There are two additional statuses that are used to capture reports that have been rejected:

  1. Invalid: This status is synonymous with “Not a valid bug”. There are many reasons a bug might not be valid: if it was deemed to be user error, or if there was not enough information to establish whether it was a bug or not. The reporter might be asking a question, testing (or joking). The actual project it was reported against might have been dismantled and abandoned. Invalid is meant to catch all the cases where the reporter’s request is best handled in a different form, or not at all.
  2. Won’t Fix: This status is only meant to be used by official project members. It is a statement that confirms that a problem exists, but that no work will be done towards fixing it. Perhaps it’s a controversial issue upon which an official decision has been issued, or it’s something that is better addressed in a different way, or fixed in another software component. It is often used in association with release targeting to specify that a bug will not be fixed in that release.
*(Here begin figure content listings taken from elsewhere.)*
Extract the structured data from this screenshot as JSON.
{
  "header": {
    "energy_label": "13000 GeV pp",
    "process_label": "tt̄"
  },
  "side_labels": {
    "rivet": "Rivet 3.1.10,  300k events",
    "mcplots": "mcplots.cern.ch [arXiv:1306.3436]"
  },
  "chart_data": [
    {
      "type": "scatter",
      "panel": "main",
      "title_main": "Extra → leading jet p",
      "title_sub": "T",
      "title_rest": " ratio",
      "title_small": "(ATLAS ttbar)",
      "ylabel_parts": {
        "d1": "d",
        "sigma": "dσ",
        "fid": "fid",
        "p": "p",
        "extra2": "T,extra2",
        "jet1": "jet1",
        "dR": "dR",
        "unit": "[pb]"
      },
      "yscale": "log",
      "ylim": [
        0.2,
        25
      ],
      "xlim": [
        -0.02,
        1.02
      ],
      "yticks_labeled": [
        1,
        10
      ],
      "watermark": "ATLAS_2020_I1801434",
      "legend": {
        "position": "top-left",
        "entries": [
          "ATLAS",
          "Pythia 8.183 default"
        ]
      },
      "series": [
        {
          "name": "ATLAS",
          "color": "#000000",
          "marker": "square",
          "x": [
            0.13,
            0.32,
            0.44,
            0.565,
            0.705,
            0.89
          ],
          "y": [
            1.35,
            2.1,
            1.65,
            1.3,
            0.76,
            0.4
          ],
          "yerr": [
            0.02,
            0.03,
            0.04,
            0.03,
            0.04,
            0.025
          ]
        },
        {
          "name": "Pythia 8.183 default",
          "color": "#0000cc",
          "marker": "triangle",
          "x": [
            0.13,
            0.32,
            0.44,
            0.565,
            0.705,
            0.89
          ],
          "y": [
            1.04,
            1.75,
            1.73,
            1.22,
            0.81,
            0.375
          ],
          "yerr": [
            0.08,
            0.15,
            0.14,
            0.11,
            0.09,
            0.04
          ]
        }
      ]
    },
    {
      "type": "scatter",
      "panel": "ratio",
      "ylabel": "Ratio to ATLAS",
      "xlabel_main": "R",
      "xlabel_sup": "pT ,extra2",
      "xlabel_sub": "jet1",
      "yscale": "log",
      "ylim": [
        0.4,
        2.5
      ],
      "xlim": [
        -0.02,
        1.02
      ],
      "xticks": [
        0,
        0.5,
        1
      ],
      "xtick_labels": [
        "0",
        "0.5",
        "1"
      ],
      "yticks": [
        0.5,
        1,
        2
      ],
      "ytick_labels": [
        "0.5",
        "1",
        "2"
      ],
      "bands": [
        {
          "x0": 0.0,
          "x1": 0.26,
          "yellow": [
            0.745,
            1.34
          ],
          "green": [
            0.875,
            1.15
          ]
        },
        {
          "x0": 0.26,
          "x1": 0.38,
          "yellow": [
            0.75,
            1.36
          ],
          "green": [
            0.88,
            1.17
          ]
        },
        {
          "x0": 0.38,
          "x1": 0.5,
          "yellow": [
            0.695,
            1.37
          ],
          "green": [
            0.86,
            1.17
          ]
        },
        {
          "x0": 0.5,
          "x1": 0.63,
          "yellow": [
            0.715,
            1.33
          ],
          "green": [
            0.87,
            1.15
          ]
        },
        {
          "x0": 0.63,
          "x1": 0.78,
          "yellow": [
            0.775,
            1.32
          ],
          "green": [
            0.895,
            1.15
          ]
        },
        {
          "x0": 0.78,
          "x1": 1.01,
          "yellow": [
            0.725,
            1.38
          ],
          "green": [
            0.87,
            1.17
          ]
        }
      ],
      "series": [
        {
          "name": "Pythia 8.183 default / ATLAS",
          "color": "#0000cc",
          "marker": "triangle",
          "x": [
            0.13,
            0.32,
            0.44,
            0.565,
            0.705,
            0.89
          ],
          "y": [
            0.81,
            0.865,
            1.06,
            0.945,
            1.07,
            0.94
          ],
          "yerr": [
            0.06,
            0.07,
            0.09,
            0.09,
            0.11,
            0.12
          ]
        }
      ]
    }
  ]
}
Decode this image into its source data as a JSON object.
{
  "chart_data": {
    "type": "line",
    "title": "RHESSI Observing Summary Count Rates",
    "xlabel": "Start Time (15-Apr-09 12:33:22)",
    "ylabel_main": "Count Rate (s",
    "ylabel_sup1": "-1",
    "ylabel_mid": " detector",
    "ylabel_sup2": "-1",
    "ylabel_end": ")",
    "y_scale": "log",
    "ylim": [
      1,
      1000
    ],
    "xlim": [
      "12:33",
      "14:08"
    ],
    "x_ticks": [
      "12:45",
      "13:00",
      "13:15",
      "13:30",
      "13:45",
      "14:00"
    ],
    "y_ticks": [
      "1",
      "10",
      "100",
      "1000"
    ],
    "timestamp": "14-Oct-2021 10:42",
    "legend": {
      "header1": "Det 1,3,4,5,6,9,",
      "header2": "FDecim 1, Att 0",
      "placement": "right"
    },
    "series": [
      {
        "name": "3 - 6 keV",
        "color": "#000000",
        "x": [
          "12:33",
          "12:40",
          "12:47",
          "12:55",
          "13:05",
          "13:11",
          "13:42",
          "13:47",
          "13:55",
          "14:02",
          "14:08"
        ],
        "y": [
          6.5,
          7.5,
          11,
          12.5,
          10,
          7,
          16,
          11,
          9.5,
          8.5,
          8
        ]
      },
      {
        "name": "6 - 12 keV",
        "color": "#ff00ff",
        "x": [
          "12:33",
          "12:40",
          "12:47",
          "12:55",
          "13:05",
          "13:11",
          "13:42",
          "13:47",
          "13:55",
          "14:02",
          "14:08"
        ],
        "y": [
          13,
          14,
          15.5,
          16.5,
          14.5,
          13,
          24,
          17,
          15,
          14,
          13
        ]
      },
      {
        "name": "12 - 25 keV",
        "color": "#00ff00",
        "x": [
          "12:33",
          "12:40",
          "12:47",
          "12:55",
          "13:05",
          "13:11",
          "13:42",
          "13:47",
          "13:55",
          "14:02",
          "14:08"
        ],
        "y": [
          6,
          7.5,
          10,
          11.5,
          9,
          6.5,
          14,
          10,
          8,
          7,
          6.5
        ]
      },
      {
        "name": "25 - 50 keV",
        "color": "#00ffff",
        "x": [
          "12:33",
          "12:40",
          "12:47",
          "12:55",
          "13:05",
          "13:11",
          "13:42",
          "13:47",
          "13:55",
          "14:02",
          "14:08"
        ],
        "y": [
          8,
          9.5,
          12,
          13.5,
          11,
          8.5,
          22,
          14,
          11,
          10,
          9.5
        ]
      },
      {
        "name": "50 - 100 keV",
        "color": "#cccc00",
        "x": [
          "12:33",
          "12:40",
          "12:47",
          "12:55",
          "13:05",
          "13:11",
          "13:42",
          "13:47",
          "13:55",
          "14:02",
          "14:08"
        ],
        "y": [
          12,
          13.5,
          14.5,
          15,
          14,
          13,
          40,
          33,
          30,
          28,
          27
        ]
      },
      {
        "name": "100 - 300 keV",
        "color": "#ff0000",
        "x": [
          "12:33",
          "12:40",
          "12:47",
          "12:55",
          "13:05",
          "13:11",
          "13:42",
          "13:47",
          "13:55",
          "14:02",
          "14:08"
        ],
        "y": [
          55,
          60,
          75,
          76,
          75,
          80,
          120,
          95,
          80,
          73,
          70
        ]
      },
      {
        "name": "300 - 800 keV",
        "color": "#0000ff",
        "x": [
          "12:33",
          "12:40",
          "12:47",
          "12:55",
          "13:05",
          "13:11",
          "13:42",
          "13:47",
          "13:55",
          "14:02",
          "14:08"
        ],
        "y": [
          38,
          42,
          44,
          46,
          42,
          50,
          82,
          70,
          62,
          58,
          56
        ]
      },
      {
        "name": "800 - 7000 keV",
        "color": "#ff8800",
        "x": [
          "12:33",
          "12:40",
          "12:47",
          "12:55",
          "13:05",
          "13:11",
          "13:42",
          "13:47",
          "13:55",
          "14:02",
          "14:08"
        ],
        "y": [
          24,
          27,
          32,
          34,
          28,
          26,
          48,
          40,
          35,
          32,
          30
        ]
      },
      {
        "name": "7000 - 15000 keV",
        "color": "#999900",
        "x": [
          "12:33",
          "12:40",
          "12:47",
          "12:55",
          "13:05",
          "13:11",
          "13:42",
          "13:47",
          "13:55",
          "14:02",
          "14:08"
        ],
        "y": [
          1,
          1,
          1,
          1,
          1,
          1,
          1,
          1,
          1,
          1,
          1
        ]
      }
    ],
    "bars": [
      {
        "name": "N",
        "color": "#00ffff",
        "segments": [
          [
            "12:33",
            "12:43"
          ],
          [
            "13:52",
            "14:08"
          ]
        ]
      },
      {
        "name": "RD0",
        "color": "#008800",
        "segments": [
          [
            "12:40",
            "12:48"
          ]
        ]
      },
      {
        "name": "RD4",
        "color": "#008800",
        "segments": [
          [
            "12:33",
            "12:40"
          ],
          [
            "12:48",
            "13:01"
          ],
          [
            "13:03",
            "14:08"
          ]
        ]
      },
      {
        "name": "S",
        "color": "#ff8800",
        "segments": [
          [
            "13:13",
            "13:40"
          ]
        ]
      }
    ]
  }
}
From the above, you will notice that the bug workflow in Launchpad is pretty linear, traversing from New to Fix Released (or one of the two Rejected statuses). Of course, this traversal can take a long time depending on the availability of information and resources, but there are no major forks in line.

Access Restrictions

For the most part, Launchpad is liberal as to who can set bugs to a status; we would rather allow people to help garden the bug statuses than force them to ask permission to do so. There are two statuses, however, which are restricted to the project’s bug contacts and registrant: Won’t Fix, and Triaged.

  • Won’t Fix is restricted for a very specific reason: it is intended to represent an official denial, and therefore should really only be pronounced by a member of the project.
  • Triaged is restricted because it intends to capture confirmation by an accredited QA person who has verified that enough information has now been gathered about the issue that it can go straight into a developer’s work queue.

Project registrants can set up bug contacts by using the “Change bug contact” link on their bugs.launchpad.net project page. Bug contacts get notifications of all bug changes in a project; if that’s overwhelming, you can use our X-Launchpad header family to filter things in your mail client.

Thanks

This is my first posting on bug statuses. My next posting will talk about concrete situations in the bug tracker, focusing on corner cases (such as “what do I do when this bug report has already been fixed by an unrelated change?”); help me out by adding comments that describe situations which you are unsure of and I’ll consider them in my article. Thanks!